If President APJ Abdul Kalam has his way, rejecting an election candidate with criminal antecedents will only be a click away.
Picture this: Minutes after a candidate files his nomination papers, his legal records from the courts, credit history from the banks and civic consciousness and behaviour as a citizen from the police records will arrive at the returning officer's computer terminal through a network grid connecting various agencies of the government.
Under Dr Kalam's vision for e-governance, artificial intelligence software will even rate how successful the candidate will be as a politician!
"An election officer sitting in a remote part of the country decides on the spot and the election process starts," says Dr Kalam who presented a typical election scenario possible in the future during a talk on 'Connectivity for Empowering the Nation' organised by Indian Express newspaper on Tuesday.

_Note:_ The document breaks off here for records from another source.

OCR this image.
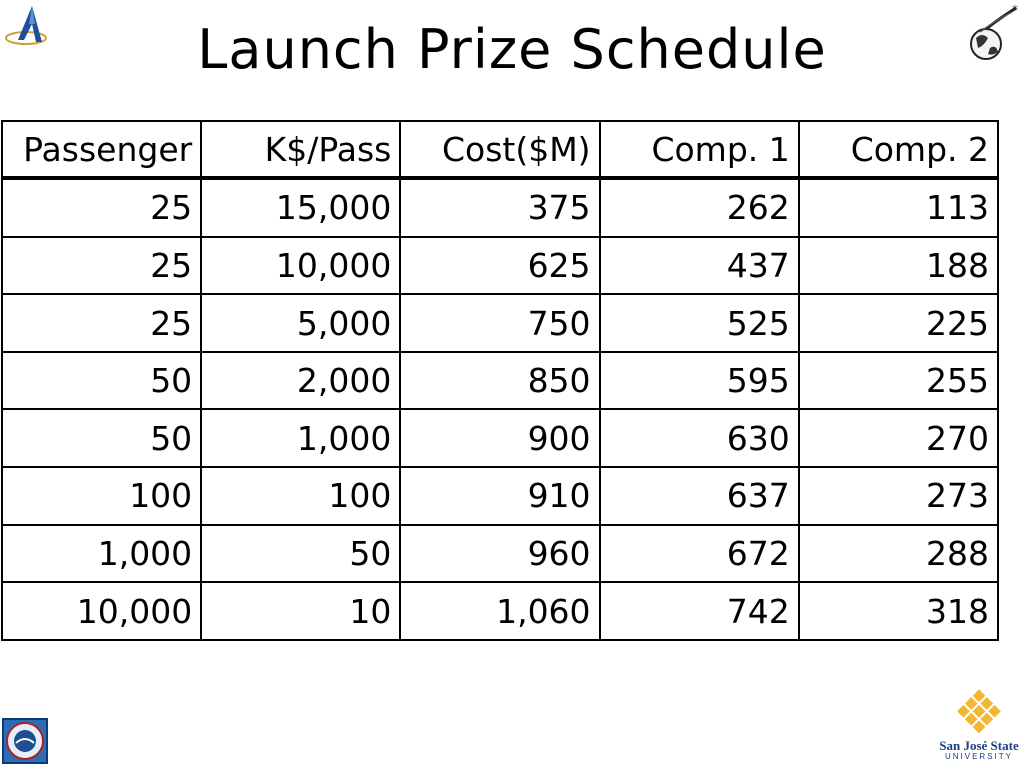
Launch Prize Schedule
*
Passenger	K$/Pass	Cost($M)	Comp. 1	Comp. 2
25	15,000	375	262	113
25	10,000	625	437	188
25	5,000	750	525	225
50	2,000	850	595	255
50	1,000	900	630	270
100	100	910	637	273
1,000	50	960	672	288
10,000	10	1,060	742	318
San José State
UNIVERSITY
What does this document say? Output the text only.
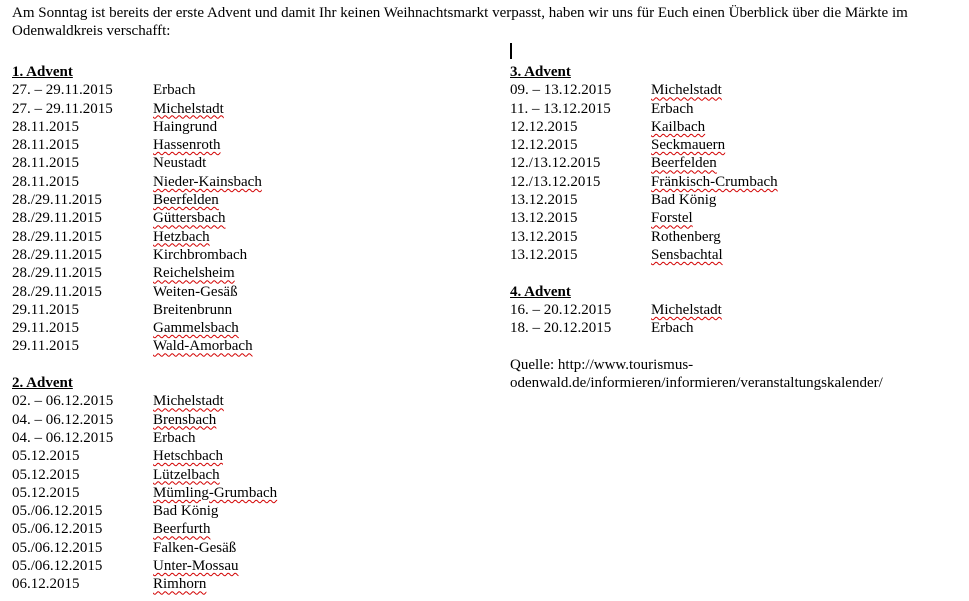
Am Sonntag ist bereits der erste Advent und damit Ihr keinen Weihnachtsmarkt verpasst, haben wir uns für Euch einen Überblick über die Märkte im Odenwaldkreis verschafft:

1. Advent
27. – 29.11.2015	Erbach
27. – 29.11.2015	Michelstadt
28.11.2015	Haingrund
28.11.2015	Hassenroth
28.11.2015	Neustadt
28.11.2015	Nieder-Kainsbach
28./29.11.2015	Beerfelden
28./29.11.2015	Güttersbach
28./29.11.2015	Hetzbach
28./29.11.2015	Kirchbrombach
28./29.11.2015	Reichelsheim
28./29.11.2015	Weiten-Gesäß
29.11.2015	Breitenbrunn
29.11.2015	Gammelsbach
29.11.2015	Wald-Amorbach
2. Advent
02. – 06.12.2015	Michelstadt
04. – 06.12.2015	Brensbach
04. – 06.12.2015	Erbach
05.12.2015	Hetschbach
05.12.2015	Lützelbach
05.12.2015	Mümling-Grumbach
05./06.12.2015	Bad König
05./06.12.2015	Beerfurth
05./06.12.2015	Falken-Gesäß
05./06.12.2015	Unter-Mossau
06.12.2015	Rimhorn
3. Advent
09. – 13.12.2015	Michelstadt
11. – 13.12.2015	Erbach
12.12.2015	Kailbach
12.12.2015	Seckmauern
12./13.12.2015	Beerfelden
12./13.12.2015	Fränkisch-Crumbach
13.12.2015	Bad König
13.12.2015	Forstel
13.12.2015	Rothenberg
13.12.2015	Sensbachtal
4. Advent
16. – 20.12.2015	Michelstadt
18. – 20.12.2015	Erbach
Quelle: http://www.tourismus-odenwald.de/informieren/informieren/veranstaltungskalender/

The President's dream does not end here. Trudging a long path to the polling booth is also not necessary, he says.
Voters can exercise their franchise sitting in their homes through virtual polling booths.
To realise Dr Kalam's dream, a national citizen identification database has to be created first, something which political parties are against for fear of communal profiling and misuse.
Another is creating a grid where district administration, universities, employers, income tax department, land record authorities, banks, police and courts are wired to give out real-time information.
"There will be no bias in this election process," says Dr Kalam.